If Alexa is then having a problem understanding a specific command, “we’ll reference the database and we’ll surface the most relevant result,” Volm said.
ThinkSmart’s Knowlton said the company wants to build on its Alexa integration using AI as well. “We just have to build in the expectation handling to make sure we take a useful action if we get data that doesn’t look correct or that the user somehow signals the data is not correct,” Knowlton said.
Waiting for the Market
While Alexa’s limitations may be addressed with novel technology, the business barriers to voice integrations are far more complicated.
As with any new technology, there are a host of security implications to consider. And it’s not just about how the data Alexa inputs and works with is protected, but more who can access information using Alexa, given that the technology cannot differentiate between different user voices.
“I think customers are really going to be comfortable starting with relatively low risk use cases until the technology is flushed out,” Knowlton said. “You’re certainly not going to give access to anyone to ask Alexa about confidential cases or files.”
There are, however, ways to mitigate the lack of access controls.

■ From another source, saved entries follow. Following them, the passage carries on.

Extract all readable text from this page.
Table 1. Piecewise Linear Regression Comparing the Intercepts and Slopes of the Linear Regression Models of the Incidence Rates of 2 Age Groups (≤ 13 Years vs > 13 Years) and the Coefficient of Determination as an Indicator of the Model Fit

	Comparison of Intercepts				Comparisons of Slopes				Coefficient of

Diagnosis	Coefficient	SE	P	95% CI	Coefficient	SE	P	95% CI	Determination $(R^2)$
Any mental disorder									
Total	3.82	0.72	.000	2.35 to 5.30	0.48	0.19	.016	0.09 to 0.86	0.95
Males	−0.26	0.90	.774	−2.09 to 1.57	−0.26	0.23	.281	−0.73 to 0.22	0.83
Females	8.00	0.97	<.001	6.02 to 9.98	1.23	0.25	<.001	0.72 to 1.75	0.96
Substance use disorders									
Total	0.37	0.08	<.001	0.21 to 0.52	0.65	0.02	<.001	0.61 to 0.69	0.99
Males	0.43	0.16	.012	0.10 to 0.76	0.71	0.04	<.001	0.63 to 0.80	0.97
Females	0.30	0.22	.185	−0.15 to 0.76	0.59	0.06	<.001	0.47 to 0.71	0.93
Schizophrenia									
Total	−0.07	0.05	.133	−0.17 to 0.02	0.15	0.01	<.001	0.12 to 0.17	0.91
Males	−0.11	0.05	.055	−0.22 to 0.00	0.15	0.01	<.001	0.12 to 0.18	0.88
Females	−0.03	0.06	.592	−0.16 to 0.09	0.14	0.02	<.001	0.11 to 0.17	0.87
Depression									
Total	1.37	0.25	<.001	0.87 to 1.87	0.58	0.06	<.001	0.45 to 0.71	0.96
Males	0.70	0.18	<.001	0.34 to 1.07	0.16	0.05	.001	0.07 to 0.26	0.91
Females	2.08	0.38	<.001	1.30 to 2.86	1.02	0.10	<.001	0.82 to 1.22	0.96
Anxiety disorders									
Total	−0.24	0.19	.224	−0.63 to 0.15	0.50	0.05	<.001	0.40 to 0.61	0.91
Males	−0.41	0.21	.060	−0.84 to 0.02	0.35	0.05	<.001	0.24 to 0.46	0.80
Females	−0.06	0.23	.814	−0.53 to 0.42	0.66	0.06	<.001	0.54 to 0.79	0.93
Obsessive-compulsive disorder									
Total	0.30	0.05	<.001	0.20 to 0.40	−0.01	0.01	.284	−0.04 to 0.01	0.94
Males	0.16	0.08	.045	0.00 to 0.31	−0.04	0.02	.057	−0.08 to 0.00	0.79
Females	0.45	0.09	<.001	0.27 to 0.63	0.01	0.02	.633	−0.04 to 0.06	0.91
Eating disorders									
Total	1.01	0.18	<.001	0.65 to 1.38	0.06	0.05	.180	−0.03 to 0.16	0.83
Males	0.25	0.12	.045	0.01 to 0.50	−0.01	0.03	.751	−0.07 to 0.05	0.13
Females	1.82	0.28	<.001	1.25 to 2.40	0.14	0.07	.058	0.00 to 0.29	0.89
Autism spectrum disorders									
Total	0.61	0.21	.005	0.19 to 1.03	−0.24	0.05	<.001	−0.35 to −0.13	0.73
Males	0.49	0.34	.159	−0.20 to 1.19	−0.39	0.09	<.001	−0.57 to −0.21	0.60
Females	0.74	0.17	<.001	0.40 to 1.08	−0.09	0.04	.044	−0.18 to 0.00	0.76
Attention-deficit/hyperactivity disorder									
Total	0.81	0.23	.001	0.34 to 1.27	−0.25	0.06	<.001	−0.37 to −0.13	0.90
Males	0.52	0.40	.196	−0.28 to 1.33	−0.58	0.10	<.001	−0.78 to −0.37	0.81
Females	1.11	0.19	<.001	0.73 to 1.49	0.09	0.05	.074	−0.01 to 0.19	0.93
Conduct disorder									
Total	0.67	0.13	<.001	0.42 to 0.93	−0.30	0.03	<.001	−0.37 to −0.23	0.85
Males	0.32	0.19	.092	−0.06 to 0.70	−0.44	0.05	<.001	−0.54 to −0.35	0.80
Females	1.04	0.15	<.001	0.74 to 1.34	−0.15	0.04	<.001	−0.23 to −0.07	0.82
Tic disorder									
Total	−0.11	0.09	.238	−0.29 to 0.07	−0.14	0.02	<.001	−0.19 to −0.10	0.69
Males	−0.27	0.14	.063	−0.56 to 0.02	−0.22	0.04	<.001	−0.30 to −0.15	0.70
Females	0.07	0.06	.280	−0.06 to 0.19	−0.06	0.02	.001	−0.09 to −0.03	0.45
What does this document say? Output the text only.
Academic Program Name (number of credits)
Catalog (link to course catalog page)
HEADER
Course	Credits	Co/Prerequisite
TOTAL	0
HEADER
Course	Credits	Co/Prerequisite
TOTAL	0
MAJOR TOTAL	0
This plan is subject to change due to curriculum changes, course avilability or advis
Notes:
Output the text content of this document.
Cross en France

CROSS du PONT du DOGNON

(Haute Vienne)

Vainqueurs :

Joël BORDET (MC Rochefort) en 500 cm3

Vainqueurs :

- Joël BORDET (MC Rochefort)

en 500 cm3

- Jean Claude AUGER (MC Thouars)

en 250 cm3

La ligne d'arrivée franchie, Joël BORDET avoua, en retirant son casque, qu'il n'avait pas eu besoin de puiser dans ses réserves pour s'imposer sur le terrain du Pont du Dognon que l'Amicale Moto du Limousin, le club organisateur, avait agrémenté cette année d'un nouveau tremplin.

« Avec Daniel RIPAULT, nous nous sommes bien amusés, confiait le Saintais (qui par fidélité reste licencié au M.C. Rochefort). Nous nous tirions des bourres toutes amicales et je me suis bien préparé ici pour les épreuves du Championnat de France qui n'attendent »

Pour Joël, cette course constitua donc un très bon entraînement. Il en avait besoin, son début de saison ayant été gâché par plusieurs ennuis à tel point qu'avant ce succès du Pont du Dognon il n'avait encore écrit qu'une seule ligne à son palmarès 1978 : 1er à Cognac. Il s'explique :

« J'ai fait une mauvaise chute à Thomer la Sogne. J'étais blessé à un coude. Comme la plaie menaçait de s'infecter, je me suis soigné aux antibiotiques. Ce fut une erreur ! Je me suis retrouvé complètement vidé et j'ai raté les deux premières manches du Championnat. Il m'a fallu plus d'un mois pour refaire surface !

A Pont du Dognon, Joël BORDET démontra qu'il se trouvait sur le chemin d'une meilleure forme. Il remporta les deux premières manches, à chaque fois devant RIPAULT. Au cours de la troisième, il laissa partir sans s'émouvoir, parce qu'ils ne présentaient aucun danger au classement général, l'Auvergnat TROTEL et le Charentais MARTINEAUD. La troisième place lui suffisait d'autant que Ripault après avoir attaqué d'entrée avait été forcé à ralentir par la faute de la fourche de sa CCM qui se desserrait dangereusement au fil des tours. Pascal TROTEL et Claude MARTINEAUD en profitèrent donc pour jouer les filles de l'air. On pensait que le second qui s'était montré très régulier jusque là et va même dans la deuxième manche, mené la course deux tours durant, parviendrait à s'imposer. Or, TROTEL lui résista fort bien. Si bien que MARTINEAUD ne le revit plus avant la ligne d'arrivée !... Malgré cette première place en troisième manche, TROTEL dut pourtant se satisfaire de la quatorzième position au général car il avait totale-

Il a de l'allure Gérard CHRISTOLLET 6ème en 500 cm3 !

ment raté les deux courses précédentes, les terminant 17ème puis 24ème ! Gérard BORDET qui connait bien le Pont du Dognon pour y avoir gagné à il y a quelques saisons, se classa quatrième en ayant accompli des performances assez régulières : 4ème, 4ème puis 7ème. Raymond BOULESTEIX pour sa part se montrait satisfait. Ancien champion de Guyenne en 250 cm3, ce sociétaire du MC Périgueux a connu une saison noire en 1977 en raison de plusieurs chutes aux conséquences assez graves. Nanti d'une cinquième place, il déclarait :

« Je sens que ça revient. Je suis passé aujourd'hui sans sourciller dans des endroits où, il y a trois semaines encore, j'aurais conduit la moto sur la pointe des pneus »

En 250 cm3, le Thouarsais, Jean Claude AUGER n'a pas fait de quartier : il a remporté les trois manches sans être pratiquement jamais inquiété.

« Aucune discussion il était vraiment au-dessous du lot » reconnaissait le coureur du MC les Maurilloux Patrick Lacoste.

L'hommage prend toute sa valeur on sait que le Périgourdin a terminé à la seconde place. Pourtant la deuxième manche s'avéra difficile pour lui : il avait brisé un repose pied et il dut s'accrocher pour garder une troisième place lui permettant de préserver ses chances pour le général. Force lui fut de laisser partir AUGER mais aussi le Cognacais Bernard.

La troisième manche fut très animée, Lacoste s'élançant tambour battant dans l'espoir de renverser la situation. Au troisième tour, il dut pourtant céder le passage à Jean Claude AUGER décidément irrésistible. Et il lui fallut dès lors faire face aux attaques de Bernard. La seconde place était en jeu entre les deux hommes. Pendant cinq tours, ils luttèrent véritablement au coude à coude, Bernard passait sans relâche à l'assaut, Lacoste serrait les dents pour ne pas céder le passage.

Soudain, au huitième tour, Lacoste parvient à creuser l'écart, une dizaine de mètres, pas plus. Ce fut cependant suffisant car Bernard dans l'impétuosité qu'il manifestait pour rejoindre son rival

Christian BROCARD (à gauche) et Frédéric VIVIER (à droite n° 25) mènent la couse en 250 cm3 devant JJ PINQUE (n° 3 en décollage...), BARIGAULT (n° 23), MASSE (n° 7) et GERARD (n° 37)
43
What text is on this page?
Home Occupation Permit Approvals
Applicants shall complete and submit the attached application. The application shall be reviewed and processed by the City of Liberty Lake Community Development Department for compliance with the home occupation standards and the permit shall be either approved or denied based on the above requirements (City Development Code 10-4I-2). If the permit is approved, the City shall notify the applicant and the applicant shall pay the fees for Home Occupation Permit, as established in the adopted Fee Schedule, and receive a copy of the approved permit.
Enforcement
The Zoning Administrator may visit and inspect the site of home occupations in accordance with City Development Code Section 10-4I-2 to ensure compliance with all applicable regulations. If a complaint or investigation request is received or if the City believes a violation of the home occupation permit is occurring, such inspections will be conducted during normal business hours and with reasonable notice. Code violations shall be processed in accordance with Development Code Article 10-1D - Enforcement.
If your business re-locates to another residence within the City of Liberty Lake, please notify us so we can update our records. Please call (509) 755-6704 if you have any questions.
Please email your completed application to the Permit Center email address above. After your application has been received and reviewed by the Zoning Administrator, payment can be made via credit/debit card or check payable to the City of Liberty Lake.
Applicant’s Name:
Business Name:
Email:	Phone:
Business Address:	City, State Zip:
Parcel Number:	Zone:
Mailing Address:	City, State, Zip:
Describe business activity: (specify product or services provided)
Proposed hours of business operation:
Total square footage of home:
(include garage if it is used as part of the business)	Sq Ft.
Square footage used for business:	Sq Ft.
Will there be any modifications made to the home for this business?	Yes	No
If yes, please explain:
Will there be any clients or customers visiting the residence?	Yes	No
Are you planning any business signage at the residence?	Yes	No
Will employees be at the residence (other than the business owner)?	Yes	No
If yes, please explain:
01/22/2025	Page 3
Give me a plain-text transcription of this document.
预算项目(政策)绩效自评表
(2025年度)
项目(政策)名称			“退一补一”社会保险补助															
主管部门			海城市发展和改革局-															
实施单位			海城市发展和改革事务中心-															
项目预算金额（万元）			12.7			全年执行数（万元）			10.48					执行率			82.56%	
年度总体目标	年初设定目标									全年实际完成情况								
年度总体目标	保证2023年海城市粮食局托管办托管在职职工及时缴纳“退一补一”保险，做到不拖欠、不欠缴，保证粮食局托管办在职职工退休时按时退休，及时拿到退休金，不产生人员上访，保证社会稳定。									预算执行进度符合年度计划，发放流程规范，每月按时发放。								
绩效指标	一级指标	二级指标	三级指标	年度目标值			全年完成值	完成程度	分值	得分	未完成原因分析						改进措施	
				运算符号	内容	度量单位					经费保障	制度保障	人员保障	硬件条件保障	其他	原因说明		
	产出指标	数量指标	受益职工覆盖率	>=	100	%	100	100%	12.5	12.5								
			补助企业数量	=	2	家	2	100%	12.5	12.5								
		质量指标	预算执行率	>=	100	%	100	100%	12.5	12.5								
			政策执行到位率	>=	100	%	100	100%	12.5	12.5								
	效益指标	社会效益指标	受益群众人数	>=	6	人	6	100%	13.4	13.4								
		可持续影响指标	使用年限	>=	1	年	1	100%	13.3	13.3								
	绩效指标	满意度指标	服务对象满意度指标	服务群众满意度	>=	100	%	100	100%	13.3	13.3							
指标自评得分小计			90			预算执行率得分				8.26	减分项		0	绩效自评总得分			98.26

Farmer noted that the Workspace Assistant Alexa application is secured by a numerical pin “so anybody just can’t start asking it a bunch of questions.” He added that the platform uses a pin because “we wouldn’t necessarily want a user to manually spell out their user name or password; that wouldn’t make much sense.”
Yet even with some level of access protections, there is still apprehension over the potential legal liabilities of using Alexa.
Privacy concerns with the technology were heightened, for example, after officials in Benton County, Arkansas, issued a search warrant for voice data from an Amazon Echo belonging to a homicide suspect—one of the first ever public moves by law enforcement officials in the U.S. to demand such data.
Though Amazon initially resisted complying with the warrant, it eventually dropped its opposition and publically argued that Alexa does not spy on its users , as it only collects necessary data only after being voice activated.
Still, anxiety over Alexa’s privacy and security implications is pushing many developers toward a wait-and-see approach before they fully dive into creating new products.
“What we will be doing is following the adoption of the technology from a working professional stance to determine how well accepted the technology is going to be,” Knowlton said.
But while the future of legal industry Alexa integrations may be on hold for now, there is still cause for some optimism, given the unmistakable pull Alexa, and other voice technologies, have for many in legal.
“The good news is that we have seen an overwhelming response of interest to this technology,” Farmer said.